Het team richtte zich op ultralichte velden die variaties in de fundamentele constanten van de natuur kunnen veroorzaken, zoals massa's elektronen en quarks en elektrische ladingen. De variaties kunnen leiden tot verschuivingen in atoomenergieniveaus, die kan worden gemeten door atomaire frequenties te bewaken. Dat is waar de GPS-satellieten binnenkomen. De navigatie van het wereldwijde positioneringssysteem is gebaseerd op nauwkeurige timingsignalen die worden geleverd door atoomklokken.
"Geoff heeft de atoomklokken van de GPS-satellieten gebruikt in zijn geodetische werk - het meten van de opheffing van tektonische platen, de vorm van de aarde, aardbevingen, wereldwijde zeespiegel, dus is bekend met de precisie van het systeem, "Zei Derevianko. "Ik heb gewerkt aan het ontwerpen van nauwkeuriger atoomklokken. We realiseerden ons dat het GPS-systeem kon worden gebruikt om te luisteren naar de donkere materie die door ons heen raast.
"In plaats van miljarden dollars uit te geven om enkele plausibele donkere-matermodellen te elimineren, we hebben deze algemene hulpmiddelen (GPS-atoomklokken) die we elke dag gebruiken opnieuw gebruikt om basis-, fundamentele wetenschap om de antwoorden op dit grote mysterie te zoeken - om onze eigen donkere-materiedetector ter grootte van een planeet te bedenken."
Snel door de melkweg
De aarde snelt door de halo van de donkere materie van de Melkweg met 300 kilometer per seconde of een duizendste van de snelheid van het licht. En het duurt naar schatting 3 minuten om klonten van donkere materie door het GPS-constellatie te steken.

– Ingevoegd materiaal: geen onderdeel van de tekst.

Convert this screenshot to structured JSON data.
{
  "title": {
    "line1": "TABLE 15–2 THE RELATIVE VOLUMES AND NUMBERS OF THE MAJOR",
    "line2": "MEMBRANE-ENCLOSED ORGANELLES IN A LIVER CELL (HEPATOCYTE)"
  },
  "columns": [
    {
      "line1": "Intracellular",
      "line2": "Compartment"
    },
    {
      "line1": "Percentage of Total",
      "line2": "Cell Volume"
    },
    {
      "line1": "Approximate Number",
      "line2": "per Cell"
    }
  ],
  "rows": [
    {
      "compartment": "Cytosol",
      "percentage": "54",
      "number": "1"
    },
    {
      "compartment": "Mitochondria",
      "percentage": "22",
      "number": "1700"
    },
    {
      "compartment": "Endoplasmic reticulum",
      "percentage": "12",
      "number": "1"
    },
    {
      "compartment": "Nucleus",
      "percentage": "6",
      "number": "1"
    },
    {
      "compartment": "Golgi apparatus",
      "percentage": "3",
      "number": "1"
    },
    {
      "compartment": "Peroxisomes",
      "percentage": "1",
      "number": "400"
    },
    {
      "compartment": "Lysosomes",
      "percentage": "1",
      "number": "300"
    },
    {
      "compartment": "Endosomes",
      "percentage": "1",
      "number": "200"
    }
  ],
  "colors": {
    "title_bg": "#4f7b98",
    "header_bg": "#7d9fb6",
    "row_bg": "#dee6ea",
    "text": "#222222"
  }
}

"Het is als een muur die door een netwerk van klokken beweegt en een golf van atoomklokstoringen veroorzaakt die zich met galactische snelheden door het GPS-systeem voortplant. "Derevianko, een professor in de kwantumfysica, zei. "Het idee is dat wanneer de klomp ons overlapt, het trekt aan de deeltjesmassa's en krachten die tussen de deeltjes werken. Let wel, deze trekkracht is echt zwak, anders hadden we het gemerkt. Echter, ultragevoelige apparaten zoals atoomklokken kunnen gevoelig zijn voor dergelijke trekkingen."
Ze zochten naar de voorspelde patronen van klokstoringen, als de aarde, en de satellieten, bewogen door de halo van donkere materie in de melkweg. De gegevens kwamen van de 32 satellieten in de 31, 000 mijl breed GPS-netwerk en GPS-apparatuur op de grond, elke 30 seconden gedurende 16 jaar. Het team gebruikte gegevens uit bronnen over de hele wereld en in het bijzonder van het Jet Propulsion Laboratory.

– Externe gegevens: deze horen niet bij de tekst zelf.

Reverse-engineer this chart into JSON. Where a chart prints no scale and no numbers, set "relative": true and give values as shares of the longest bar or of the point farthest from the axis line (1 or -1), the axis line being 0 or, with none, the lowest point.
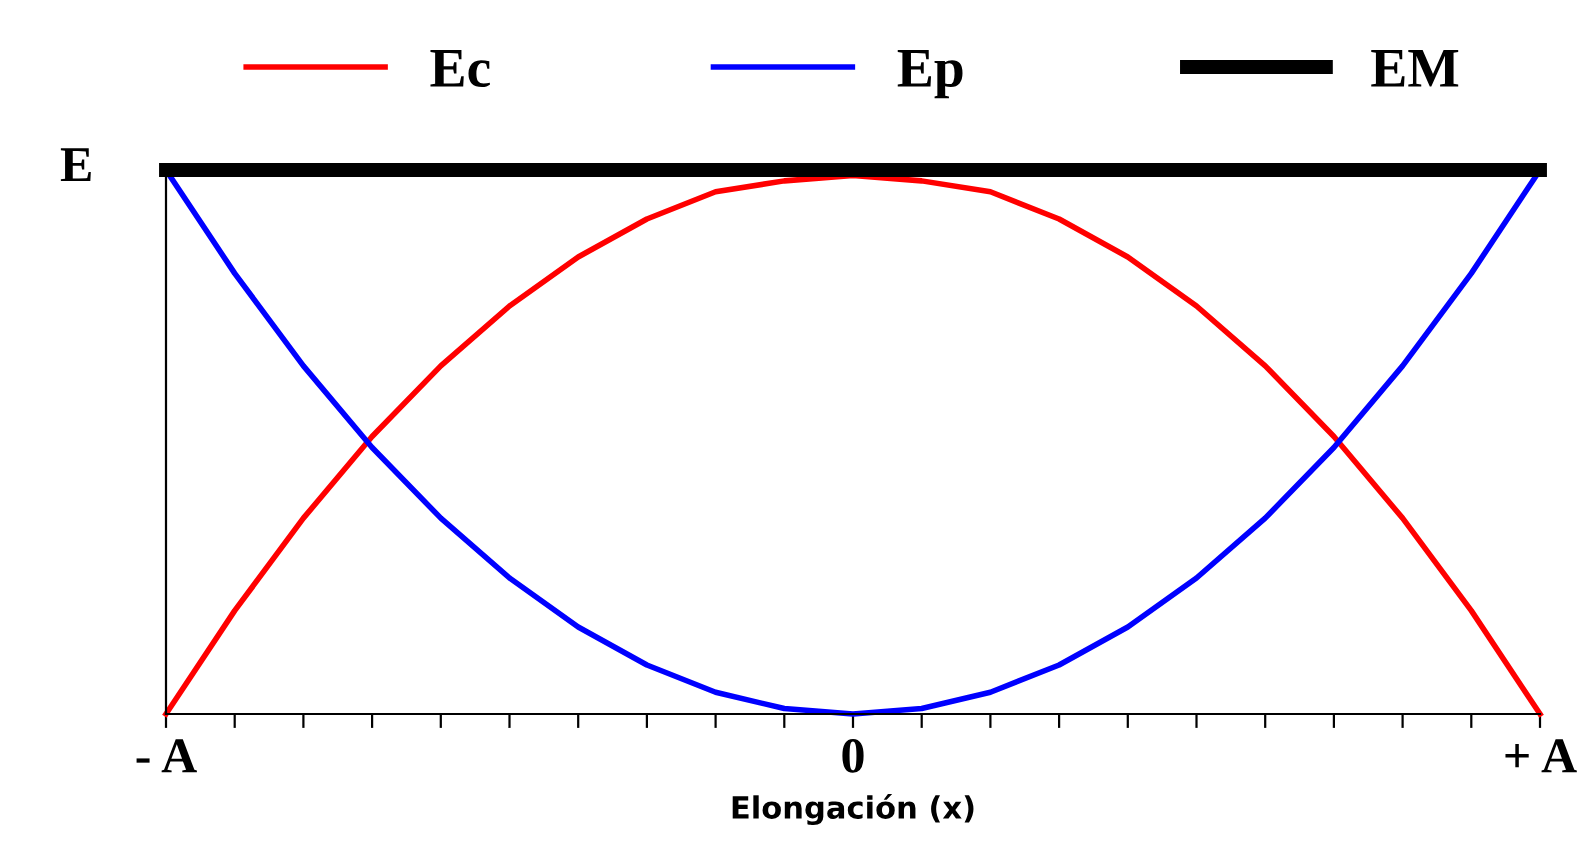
{
  "chart_data": {
    "type": "line",
    "xlabel": "Elongación (x)",
    "ylabel": "E",
    "relative": true,
    "categories": [
      "- A",
      null,
      null,
      null,
      null,
      null,
      null,
      null,
      null,
      null,
      "0",
      null,
      null,
      null,
      null,
      null,
      null,
      null,
      null,
      null,
      "+ A"
    ],
    "series": [
      {
        "name": "Ec",
        "color": "#ff0000",
        "values": [
          0,
          0.19,
          0.36,
          0.51,
          0.64,
          0.75,
          0.84,
          0.91,
          0.96,
          0.98,
          0.99,
          0.98,
          0.96,
          0.91,
          0.84,
          0.75,
          0.64,
          0.51,
          0.36,
          0.19,
          0
        ]
      },
      {
        "name": "Ep",
        "color": "#0000ff",
        "values": [
          1,
          0.81,
          0.64,
          0.49,
          0.36,
          0.25,
          0.16,
          0.09,
          0.04,
          0.01,
          0,
          0.01,
          0.04,
          0.09,
          0.16,
          0.25,
          0.36,
          0.49,
          0.64,
          0.81,
          1
        ]
      },
      {
        "name": "EM",
        "color": "#000000",
        "values": [
          1,
          1,
          1,
          1,
          1,
          1,
          1,
          1,
          1,
          1,
          1,
          1,
          1,
          1,
          1,
          1,
          1,
          1,
          1,
          1,
          1
        ]
      }
    ],
    "legend": "top",
    "grid": false,
    "marker": "none",
    "line_style": "solid"
  }
}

"Waar we naar zochten waren klonten donkere materie in de vorm van muren, een model gebruiken dat - als het bestaat - botsingen zou hebben die blijken uit onregelmatigheden in de atoomkloksignalen, "Benjamin Roberts, postdoctoraal medewerker en hoofdauteur van het Nature-paper, zei. "Hoewel er geen definitief bewijs is na het bekijken van 16 jaar aan gegevens, het kan zijn dat de interactie zwakker is of dat de defecten minder vaak de aarde kruisen. Sommige markeringen geven aan dat het mogelijk een kleiner defect is."